Uma das artistas que subiram ao palco foi a poeta Psico Afrodite. Ela relembrou que, há poucos dias, um estudante de geografia foi assediado dentro do campus, à noite, por um homem desconhecido. “Se masturbou em direção ao estudante dentro do banheiro masculino”, detalhou a nota do Centro Acadêmico de Geografia (Cageo) nas redes sociais. Na sua letra, ela soltou versos sobre poucas possibilidades quando se é negra e pobre, e como, mesmo após a morte de Janaína, situações de assédio e violência continuam sendo sufocadas ao invés de combatidas. Ela pediu para que a plateia repetisse: “Interventor não é reitor”. A plateia obedeceu. 

Família de Janaína | Foto: Vitória Pilar

Enquanto Afrodite lançava seus versos e vaias à Administração Superior, a família de Janaína (mãe, pai, irmãs, tias e primas), acomodada na primeira fila, foi conduzida por servidores da UFPI em direção ao estacionamento. Quem estava no local achou estranho o movimento de servidores que se formou para levar a família às pressas, no momento das críticas e denúncias dos estudantes. À reportagem, a diretora do CCE, Eliana Alencar, explicou que a responsabilidade com o translado da família era somente até o horário do descerramento da placa, que marcava a entrega do memorial como cerimônia oficial. E voltariam assim que encerrasse, não estendendo o compromisso até às atividades do Jubra. “O motorista também tinha horário de encerrar suas atividades, que já estava extrapolando às 19h”. 

Para não perder a carona oferecida pela UFPI até a sua casa, um trajeto de quase 14 quilômetros, a família aceitou ir embora antes de assistirem a todas as apresentações preparadas em memória da filha pela comunidade acadêmica. Não era esse o desejo da família: “Queríamos ter ficado até o final. Era uma homenagem para nossa irmã”, contou Janiele Silva, por telefone. “Depois que ela foi tirada da gente, esses momentos são as únicas coisas que nos sobraram”. 

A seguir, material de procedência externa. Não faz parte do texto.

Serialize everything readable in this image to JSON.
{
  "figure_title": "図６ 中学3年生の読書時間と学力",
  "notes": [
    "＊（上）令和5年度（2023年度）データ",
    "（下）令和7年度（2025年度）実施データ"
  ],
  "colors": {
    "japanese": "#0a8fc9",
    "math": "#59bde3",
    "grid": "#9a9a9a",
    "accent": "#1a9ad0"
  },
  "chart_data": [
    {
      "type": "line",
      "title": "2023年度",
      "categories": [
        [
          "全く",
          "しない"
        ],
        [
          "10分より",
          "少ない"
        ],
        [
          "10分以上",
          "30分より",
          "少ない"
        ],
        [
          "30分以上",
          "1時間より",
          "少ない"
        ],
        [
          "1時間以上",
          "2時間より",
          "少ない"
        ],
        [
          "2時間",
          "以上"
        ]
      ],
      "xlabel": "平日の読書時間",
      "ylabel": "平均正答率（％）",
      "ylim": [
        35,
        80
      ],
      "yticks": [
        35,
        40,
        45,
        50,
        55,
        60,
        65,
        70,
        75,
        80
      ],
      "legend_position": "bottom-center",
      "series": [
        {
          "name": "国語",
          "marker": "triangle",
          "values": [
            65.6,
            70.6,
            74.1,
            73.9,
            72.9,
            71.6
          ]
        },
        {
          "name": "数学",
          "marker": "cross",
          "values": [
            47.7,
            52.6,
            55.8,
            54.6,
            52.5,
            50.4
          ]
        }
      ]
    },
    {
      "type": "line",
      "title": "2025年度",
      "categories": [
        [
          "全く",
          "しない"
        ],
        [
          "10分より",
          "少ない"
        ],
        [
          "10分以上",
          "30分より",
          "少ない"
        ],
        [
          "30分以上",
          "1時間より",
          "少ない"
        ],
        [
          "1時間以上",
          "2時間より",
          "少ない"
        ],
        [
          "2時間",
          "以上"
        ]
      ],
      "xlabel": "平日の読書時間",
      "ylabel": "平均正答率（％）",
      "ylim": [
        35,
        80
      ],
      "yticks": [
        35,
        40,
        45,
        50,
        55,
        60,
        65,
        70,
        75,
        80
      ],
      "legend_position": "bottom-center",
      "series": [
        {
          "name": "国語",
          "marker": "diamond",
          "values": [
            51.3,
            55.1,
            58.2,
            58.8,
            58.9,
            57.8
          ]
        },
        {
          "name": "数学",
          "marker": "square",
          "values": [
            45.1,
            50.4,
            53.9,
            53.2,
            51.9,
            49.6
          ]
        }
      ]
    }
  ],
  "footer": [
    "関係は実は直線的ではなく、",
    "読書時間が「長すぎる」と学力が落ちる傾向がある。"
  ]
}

Em nota enviada à reportagem, a Administração Superior da UFPI declarou que desde o retorno às aulas presenciais em julho de 2022, foram adotado medidas abrangentes para fortalecer a segurança nos Campi. Em lista, citam melhorias na segurança efetiva, como aumento de câmeras, moto-rondas e restrição de acessos noturnos, assim como parcerias com instituições como a Polícia Militar e a Secretaria de Segurança. Segundo a instituição, ao longo dos ultimos meses, foram desenvolvidos debates, seminários, e a elaboração de políticas e protocolos, com destaque para a implementação antecipada de medidas contra o assédio sexual.